Sunday, April 15, 2007

The breaking of armies, l9l7-2007

There's an excellent review in the IHT today of a particularly black period in a black war: the Nivelle offensive, or the battle of the Chemin des Dames, in which French infantry was massed and hurled at the German lines like a giant battering ram. Of course, the offensive failed, just like every other offensive in that war, the victim of good intelligence, Germans on high ground, machine guns and the high-intensity shell. But the Chemin des Dames acquired its own kind of infamy after French soldiers mutinied in significant numbers both there and throughout their positions on the western front. They had been run ragged by an indifferent leadership, they told their officers, and they were at the breaking point: they would not attack any more. They would defend their position, but they would not attack. It goes without saying that this could have been a huge catastrophe, if not for the British offensive at Passchendaele later that year and the certainty that the Americans were coming.

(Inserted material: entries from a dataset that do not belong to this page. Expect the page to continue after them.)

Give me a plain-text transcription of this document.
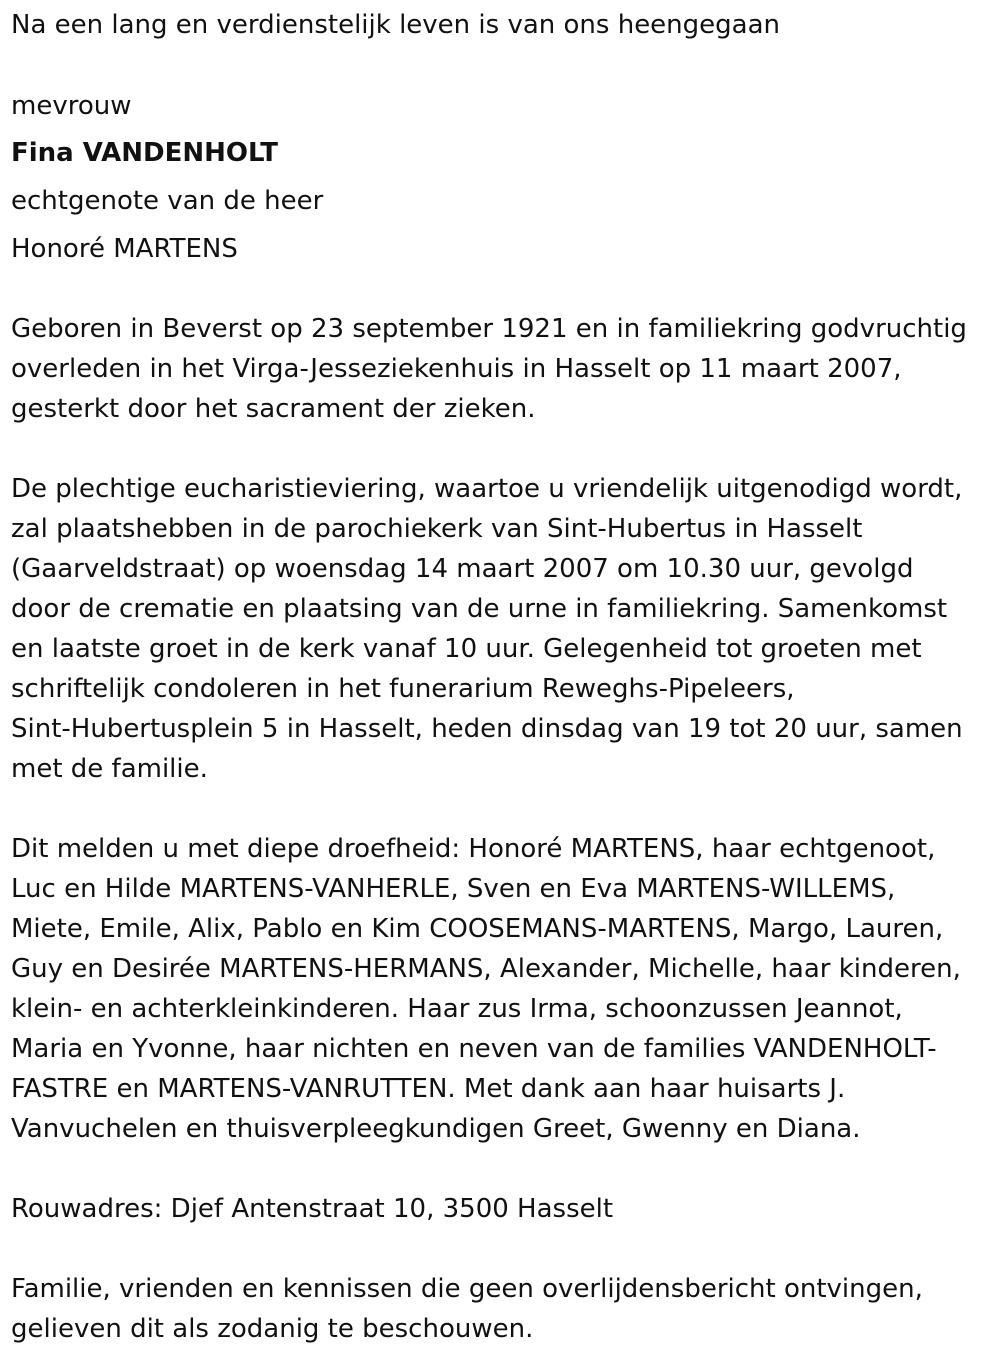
Na een lang en verdienstelijk leven is van ons heengegaan
mevrouw
Fina VANDENHOLT
echtgenote van de heer
Honoré MARTENS
Geboren in Beverst op 23 september 1921 en in familiekring godvruchtig
overleden in het Virga-Jesseziekenhuis in Hasselt op 11 maart 2007,
gesterkt door het sacrament der zieken.
De plechtige eucharistieviering, waartoe u vriendelijk uitgenodigd wordt,
zal plaatshebben in de parochiekerk van Sint-Hubertus in Hasselt
(Gaarveldstraat) op woensdag 14 maart 2007 om 10.30 uur, gevolgd
door de crematie en plaatsing van de urne in familiekring. Samenkomst
en laatste groet in de kerk vanaf 10 uur. Gelegenheid tot groeten met
schriftelijk condoleren in het funerarium Reweghs-Pipeleers,
Sint-Hubertusplein 5 in Hasselt, heden dinsdag van 19 tot 20 uur, samen
met de familie.
Dit melden u met diepe droefheid: Honoré MARTENS, haar echtgenoot,
Luc en Hilde MARTENS-VANHERLE, Sven en Eva MARTENS-WILLEMS,
Miete, Emile, Alix, Pablo en Kim COOSEMANS-MARTENS, Margo, Lauren,
Guy en Desirée MARTENS-HERMANS, Alexander, Michelle, haar kinderen,
klein- en achterkleinkinderen. Haar zus Irma, schoonzussen Jeannot,
Maria en Yvonne, haar nichten en neven van de families VANDENHOLT-
FASTRE en MARTENS-VANRUTTEN. Met dank aan haar huisarts J.
Vanvuchelen en thuisverpleegkundigen Greet, Gwenny en Diana.
Rouwadres: Djef Antenstraat 10, 3500 Hasselt
Familie, vrienden en kennissen die geen overlijdensbericht ontvingen,
gelieven dit als zodanig te beschouwen.
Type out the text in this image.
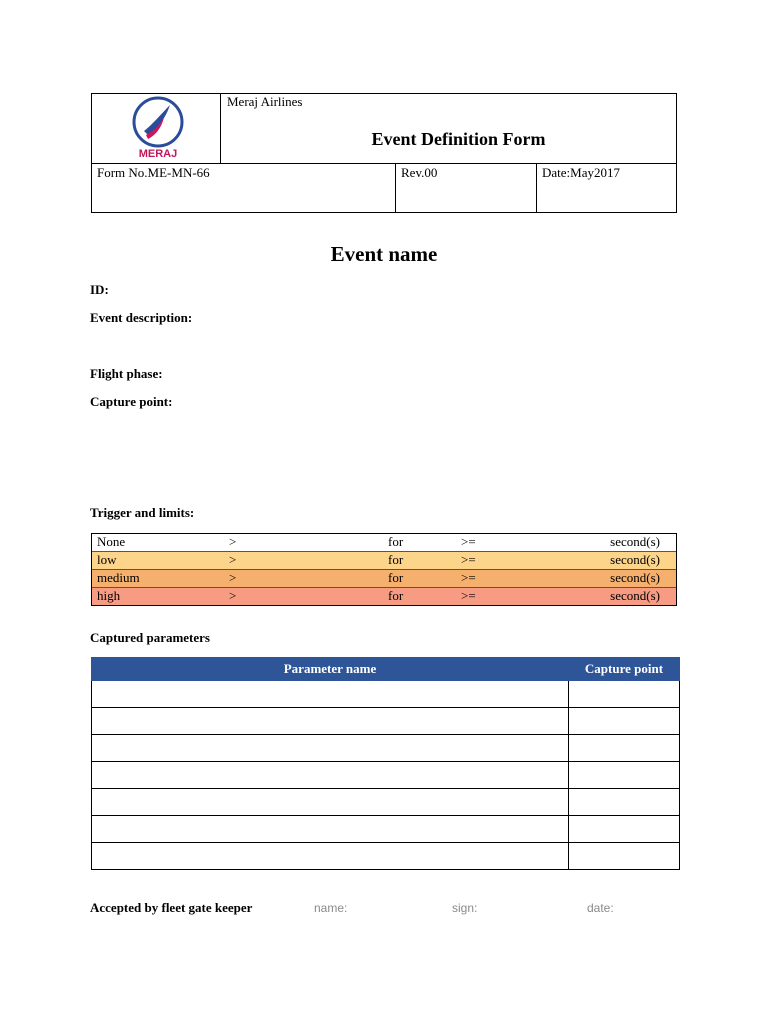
MERAJ
Meraj Airlines
Event Definition Form
Form No.ME-MN-66	Rev.00	Date:May2017
Event name
ID:
Event description:
Flight phase:
Capture point:
Trigger and limits:
None	>	for	>=	second(s)
low	>	for	>=	second(s)
medium	>	for	>=	second(s)
high	>	for	>=	second(s)
Captured parameters
Parameter name	Capture point

Accepted by fleet gate keeper	name:	sign:	date:
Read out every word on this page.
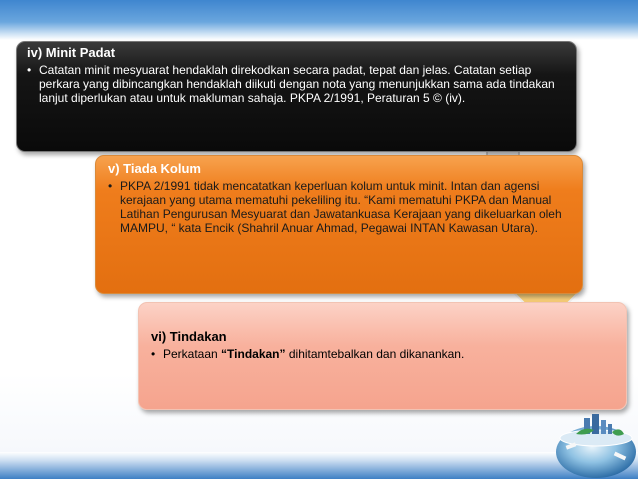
iv) Minit Padat
• Catatan minit mesyuarat hendaklah direkodkan secara padat, tepat dan jelas. Catatan setiap perkara yang dibincangkan hendaklah diikuti dengan nota yang menunjukkan sama ada tindakan lanjut diperlukan atau untuk makluman sahaja. PKPA 2/1991, Peraturan 5 © (iv).
v) Tiada Kolum
• PKPA 2/1991 tidak mencatatkan keperluan kolum untuk minit. Intan dan agensi kerajaan yang utama mematuhi pekeliling itu. “Kami mematuhi PKPA dan Manual Latihan Pengurusan Mesyuarat dan Jawatankuasa Kerajaan yang dikeluarkan oleh MAMPU, “ kata Encik (Shahril Anuar Ahmad, Pegawai INTAN Kawasan Utara).
vi) Tindakan
• Perkataan “Tindakan” dihitamtebalkan dan dikanankan.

John Keegan called this incident, indeed all of l9l7, "the breaking of armies." Evidence that the Iraq war is about to break the American army--the departure in droves of young, talented officers, the extension of tours, the mounting casualty count, the persistent dumbing down of recruiting standards--is accumulating. Who will act to reverse these trends and call off this destructive, discretionary conflict, before the armed forces DO break?!

1 Comments:

Blogger shrimplate said...

Bush will fall when the armed forces no longer support him. Let's hope thay hold out long enough for that to happen.